Consider an equality constrained optimization problem
$$
\underset{x\in\mathbb R^q}{\text{minimize}}f(x)\quad\text{subject to}\quad\ Ax=b,
$$
where $f:\mathbb R^q\to\mathbb R$ is a convex differentiable objective function to be minimized, $A\in\mathbb R^{p\times q}$ and $b\in\mathbb R^{p}$.

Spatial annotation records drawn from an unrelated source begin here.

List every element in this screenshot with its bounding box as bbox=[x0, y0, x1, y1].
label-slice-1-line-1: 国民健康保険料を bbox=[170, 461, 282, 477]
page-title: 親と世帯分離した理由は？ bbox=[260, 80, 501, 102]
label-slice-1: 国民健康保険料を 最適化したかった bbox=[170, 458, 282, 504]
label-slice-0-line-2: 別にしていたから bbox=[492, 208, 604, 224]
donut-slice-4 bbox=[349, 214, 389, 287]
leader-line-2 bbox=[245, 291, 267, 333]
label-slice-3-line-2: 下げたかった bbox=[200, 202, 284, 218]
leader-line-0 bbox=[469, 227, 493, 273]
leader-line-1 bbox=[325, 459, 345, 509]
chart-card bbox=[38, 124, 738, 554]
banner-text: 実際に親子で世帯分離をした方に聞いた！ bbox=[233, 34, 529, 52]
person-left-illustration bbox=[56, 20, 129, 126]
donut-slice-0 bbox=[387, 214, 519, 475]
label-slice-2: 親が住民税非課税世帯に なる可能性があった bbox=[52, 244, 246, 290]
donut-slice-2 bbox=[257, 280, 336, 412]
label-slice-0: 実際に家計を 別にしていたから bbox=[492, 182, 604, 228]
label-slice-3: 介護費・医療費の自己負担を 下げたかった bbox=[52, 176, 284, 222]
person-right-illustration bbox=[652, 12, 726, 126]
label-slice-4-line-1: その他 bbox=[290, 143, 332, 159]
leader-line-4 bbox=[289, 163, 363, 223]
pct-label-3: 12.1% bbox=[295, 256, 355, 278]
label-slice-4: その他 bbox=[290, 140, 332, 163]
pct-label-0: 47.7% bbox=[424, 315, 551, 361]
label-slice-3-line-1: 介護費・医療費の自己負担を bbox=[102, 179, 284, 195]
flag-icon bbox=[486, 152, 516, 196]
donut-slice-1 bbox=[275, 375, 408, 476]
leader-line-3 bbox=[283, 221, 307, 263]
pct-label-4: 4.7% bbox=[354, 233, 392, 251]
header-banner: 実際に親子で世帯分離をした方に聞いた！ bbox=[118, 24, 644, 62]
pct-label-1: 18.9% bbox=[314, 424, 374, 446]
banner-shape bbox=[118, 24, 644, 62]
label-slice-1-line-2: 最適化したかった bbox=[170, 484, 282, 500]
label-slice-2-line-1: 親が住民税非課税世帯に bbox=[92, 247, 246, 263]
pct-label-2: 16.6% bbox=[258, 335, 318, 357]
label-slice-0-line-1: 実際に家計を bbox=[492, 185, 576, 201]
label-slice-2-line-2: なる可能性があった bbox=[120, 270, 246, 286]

I am trying to understand the proof of the Lagrange multiplier optimality condition
$$
\nabla f(x)+A^{\mathrm T}u=0
$$
for some $u\in\mathbb R^q$. According to first-order optimality condition, the solution $x\in\mathbb R^q$ satisfies $Ax=b$ and
$$
\nabla f(x)^{\mathrm T}(y-x)\ge0
$$
for all $y\in\mathbb R^q$ such that $Ay=b$. Since $A(y-x)=0$, $y-x\in\operatorname{Null}(A)$ and hence $\nabla f(x)^{\mathrm T}v\ge0$ for some $v\in\operatorname{Null}(A)$. Why does it follow that $\nabla f(x)^{\mathrm T}(y-x)=0$ (it seems that we only have that it is greater or equal) and $\nabla f(x)^{\mathrm T}v=0$ for all $v\in\operatorname{Null}(A)$?

Thank you!

Answer 1

From $\nabla f(x)^{\mathrm T}v\ge0$, $\forall v\in\operatorname{Null}(A)$, we have that $\nabla f(x)^{\mathrm T}v=0$, $\forall v\in\operatorname{Null}(A)$ because if $v \in\operatorname{Null}(A)$, then $-v \in \operatorname{Null}(A)$.